Special Counsel Mueller’s investigation has only lasted this long because Deputy Attorney General Rod Rosenstein secretly expanded the scope of his mandate, ten weeks after Mr. Mueller’s May 17, 2017 appointment, to include matters unrelated to any allegations of Russian interference in the 2016 presidential election itself. It was only after Deputy General Rod Rosenstein’s secret expansion of the special counsel’s jurisdiction that Mr. Mueller was free to go after Paul Manafort, who served briefly as Donald Trump’s campaign manager, for his decade-old business dealings with a Russian-backed Ukrainian political party. This included the alleged involvement of Mr. Manafort’s company in a lobbying campaign that ended in 2014 and Mr. Manafort’s tax filings through 2014, all of which preceded Donald Trump’s entry into the 2016 presidential race.

Notably, Mr. Manafort was not charged with any crimes linked directly to the alleged Russian meddling in the 2016 election. Obviously, Mr. Mueller’s team was using the charges against Mr. Manafort and his associate Richard Gates as leverage to pressure them into cooperating in the investigation against President Trump. Mr. Gates has since pleaded guilty to lesser charges and is said to have been cooperating. Even so, Mr. Mueller has admitted he has nothing yet with which to criminally target President Trump.

Special Counsel Mueller’s investigation also produced a guilty plea by President Trump’s former National Security Adviser Michael Flynn for lying to the FBI. Again, the special counsel’s team was looking to possibly flip a key player against President Trump. It appears that the special counsel’s team was over-zealous in not providing Mr. Flynn’s defense counsel with potentially exonerating evidence to which it was entitled. In any case, Mr. Flynn’s guilty plea last December and promise to cooperate have evidently borne no fruit to use against the president.
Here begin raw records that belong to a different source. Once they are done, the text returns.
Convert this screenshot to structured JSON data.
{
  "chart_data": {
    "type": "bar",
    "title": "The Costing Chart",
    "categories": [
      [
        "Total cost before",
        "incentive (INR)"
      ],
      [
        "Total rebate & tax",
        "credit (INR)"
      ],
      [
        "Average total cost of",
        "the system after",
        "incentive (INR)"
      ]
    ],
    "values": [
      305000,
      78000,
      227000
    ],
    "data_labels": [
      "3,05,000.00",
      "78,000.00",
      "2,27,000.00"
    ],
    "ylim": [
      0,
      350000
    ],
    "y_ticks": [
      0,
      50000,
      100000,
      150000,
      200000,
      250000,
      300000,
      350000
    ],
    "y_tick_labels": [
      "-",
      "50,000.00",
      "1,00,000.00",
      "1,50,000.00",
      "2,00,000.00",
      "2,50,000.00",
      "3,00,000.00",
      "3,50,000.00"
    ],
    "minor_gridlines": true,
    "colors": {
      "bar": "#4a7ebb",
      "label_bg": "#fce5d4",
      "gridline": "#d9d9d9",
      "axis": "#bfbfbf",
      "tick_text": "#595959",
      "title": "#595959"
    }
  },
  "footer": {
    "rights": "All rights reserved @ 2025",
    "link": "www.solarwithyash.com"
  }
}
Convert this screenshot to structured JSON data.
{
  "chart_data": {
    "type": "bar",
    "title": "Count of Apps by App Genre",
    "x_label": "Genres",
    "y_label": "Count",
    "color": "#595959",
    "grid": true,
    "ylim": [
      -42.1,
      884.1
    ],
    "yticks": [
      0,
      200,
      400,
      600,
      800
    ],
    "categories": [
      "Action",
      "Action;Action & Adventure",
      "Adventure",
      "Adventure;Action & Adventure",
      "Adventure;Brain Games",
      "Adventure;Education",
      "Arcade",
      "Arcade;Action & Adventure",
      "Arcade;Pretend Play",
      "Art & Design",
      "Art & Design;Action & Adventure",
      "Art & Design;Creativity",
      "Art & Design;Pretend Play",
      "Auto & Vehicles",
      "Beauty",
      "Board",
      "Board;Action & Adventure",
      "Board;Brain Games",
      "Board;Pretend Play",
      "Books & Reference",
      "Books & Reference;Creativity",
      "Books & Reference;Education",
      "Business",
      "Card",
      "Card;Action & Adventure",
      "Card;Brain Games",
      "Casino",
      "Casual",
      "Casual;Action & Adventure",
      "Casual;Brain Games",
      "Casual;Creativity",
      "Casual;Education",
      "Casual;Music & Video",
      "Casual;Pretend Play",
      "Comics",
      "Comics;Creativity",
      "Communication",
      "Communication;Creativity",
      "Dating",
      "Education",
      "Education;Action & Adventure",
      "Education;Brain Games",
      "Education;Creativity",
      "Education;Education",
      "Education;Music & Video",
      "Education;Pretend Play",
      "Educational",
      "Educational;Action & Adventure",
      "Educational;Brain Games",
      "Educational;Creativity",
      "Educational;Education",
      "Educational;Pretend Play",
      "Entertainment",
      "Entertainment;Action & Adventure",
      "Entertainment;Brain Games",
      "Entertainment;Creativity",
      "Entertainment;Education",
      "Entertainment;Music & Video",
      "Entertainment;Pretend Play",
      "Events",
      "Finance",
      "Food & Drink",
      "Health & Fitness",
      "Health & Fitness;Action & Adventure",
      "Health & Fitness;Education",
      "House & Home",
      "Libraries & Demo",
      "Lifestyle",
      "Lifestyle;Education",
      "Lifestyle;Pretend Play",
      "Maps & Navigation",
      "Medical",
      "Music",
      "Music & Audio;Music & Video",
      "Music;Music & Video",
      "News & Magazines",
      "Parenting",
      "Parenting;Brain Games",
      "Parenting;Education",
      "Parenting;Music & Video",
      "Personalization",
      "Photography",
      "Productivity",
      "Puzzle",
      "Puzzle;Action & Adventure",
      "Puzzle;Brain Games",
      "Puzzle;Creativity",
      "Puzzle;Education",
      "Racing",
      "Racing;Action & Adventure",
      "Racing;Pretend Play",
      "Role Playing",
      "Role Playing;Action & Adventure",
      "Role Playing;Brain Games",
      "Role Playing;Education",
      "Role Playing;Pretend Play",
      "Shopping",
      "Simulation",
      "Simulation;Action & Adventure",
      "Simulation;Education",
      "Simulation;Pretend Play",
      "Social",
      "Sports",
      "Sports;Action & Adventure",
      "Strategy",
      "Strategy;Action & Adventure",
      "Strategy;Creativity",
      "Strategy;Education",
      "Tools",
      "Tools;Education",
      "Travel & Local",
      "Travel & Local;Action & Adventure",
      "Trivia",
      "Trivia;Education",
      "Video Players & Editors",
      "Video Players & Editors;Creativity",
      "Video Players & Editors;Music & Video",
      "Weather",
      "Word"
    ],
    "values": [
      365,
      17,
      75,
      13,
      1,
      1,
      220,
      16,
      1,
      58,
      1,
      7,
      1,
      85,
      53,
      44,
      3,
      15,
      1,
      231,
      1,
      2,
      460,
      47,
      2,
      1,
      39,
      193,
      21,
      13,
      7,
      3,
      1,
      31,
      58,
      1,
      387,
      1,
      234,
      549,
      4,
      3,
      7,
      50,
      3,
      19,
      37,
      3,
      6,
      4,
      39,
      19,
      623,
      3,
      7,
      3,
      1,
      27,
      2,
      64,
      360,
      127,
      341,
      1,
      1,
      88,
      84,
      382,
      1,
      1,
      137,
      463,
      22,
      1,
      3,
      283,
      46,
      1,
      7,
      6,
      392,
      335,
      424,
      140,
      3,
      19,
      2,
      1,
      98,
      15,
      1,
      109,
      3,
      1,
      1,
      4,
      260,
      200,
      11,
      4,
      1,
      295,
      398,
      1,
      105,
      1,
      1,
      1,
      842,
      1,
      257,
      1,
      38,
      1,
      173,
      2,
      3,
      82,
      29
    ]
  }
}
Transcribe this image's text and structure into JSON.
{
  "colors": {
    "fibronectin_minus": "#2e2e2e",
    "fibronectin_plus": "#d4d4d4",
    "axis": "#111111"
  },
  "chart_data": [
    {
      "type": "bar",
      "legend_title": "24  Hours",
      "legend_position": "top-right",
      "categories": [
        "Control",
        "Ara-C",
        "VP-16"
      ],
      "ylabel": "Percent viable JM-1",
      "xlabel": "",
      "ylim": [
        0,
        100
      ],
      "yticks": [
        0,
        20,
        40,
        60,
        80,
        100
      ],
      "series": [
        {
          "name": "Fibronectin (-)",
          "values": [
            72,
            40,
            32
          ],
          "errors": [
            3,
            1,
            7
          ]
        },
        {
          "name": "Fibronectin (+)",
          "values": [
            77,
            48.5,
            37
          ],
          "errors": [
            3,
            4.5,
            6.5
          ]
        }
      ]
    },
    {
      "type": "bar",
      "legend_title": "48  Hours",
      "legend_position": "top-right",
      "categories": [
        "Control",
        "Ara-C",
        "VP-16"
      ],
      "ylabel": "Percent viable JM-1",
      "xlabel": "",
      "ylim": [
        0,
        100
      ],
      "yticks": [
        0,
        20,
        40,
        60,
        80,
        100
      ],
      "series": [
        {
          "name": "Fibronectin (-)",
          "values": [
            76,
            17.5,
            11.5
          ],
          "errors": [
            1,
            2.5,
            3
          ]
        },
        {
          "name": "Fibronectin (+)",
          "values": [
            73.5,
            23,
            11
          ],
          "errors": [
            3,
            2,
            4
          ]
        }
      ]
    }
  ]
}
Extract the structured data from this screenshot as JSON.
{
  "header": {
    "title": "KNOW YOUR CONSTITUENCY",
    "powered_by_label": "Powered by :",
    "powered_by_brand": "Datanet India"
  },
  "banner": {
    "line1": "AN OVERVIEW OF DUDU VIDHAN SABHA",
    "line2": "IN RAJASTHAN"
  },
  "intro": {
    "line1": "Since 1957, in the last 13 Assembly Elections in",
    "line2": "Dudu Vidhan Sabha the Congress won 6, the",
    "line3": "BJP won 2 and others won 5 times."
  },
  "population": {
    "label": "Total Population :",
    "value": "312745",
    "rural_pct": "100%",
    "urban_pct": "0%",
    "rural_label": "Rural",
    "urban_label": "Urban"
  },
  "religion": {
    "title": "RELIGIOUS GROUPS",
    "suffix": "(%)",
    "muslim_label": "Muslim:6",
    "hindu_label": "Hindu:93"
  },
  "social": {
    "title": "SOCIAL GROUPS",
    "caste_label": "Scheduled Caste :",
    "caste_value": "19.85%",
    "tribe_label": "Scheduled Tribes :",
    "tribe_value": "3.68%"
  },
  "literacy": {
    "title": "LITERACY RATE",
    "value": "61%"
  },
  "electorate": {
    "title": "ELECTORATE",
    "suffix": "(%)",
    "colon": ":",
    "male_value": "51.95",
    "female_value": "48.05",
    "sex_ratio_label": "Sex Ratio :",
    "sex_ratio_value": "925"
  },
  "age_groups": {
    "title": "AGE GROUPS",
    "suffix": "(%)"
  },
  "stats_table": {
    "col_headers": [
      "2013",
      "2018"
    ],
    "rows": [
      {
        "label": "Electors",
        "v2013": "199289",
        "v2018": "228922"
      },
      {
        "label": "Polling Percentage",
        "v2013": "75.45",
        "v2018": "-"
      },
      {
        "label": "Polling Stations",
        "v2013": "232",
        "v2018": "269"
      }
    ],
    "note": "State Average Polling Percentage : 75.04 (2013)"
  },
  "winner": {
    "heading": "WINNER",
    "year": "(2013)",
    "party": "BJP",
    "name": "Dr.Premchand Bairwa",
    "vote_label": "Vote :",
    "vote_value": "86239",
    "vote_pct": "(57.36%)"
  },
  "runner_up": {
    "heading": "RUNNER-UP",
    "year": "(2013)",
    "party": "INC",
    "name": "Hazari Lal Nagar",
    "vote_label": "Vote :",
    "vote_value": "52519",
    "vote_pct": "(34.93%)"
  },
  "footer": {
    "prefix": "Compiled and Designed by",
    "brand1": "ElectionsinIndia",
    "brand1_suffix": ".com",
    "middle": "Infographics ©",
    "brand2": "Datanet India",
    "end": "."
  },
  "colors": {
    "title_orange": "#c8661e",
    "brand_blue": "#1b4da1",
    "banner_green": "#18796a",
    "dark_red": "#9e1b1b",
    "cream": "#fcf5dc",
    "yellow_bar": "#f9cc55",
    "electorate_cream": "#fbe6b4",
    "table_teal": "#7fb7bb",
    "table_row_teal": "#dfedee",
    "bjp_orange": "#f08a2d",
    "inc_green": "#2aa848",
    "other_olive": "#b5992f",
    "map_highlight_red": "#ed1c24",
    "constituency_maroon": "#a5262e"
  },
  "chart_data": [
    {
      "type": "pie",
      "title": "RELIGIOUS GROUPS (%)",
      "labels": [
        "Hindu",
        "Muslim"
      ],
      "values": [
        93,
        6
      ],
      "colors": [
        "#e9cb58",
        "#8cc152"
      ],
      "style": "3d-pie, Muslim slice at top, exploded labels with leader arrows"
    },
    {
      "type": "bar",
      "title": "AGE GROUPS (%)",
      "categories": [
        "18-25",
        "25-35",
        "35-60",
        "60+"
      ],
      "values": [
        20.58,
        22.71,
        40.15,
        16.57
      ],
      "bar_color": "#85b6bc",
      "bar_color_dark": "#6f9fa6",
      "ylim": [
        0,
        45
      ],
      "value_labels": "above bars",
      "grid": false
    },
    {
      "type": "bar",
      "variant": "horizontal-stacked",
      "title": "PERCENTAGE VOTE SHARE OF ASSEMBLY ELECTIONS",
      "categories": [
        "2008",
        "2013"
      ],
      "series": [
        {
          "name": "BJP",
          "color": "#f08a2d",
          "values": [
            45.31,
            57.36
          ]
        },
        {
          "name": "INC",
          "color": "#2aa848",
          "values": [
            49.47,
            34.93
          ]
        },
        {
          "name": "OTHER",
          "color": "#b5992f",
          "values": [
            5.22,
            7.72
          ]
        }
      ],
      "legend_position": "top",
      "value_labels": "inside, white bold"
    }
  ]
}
This is not to say that Mr. Mueller has completely wasted his time and taxpayers’ money. For example, as a result of his investigation, the Department of Justice brought charges against 13 Russian nationals and three Russian entities for allegedly conspiring to interfere with “US political and electoral processes, including the presidential election of 2016.” The charges focused on engaging in propaganda to hurt Hillary Clinton’s campaign and help Donald Trump’s candidacy. George Papadopoulos, a former Trump campaign foreign policy adviser, has pleaded guilty to making false statements about his contacts with Russians to investigators. Dutch attorney Alex van der Zwaan, who admitted to lying to FBI investigators regarding his contacts with Gates and a suspected Russian intelligence operative with ties to Gates and Manafort, is the first individual charged as part of the Mueller investigation to have received a sentence – 30 days in federal custody and a $20,000 fine.

The special counsel’s office spent more than $3.2 million during the period from May 17, 2017 through September 30, 2017 alone according to a Statement of Expenditures it filed with the Department of Justice. It has spent more per day than the entire $20,000 fine it has garnered thus far for all its efforts. It’s been nearly 11 months since Special Counsel Mueller was appointed. In all that time, neither President Trump nor any other American has been charged with being a witting participant in colluding with the Russians to interfere in the 2016 presidential election, which was supposed to be the purpose of the special counsel investigation in the first place. It is time for Special Counsel Mueller to either immediately bring such charges with the mass of evidence he has already accumulated, or wind down the investigation and produce his final report. Enough is enough!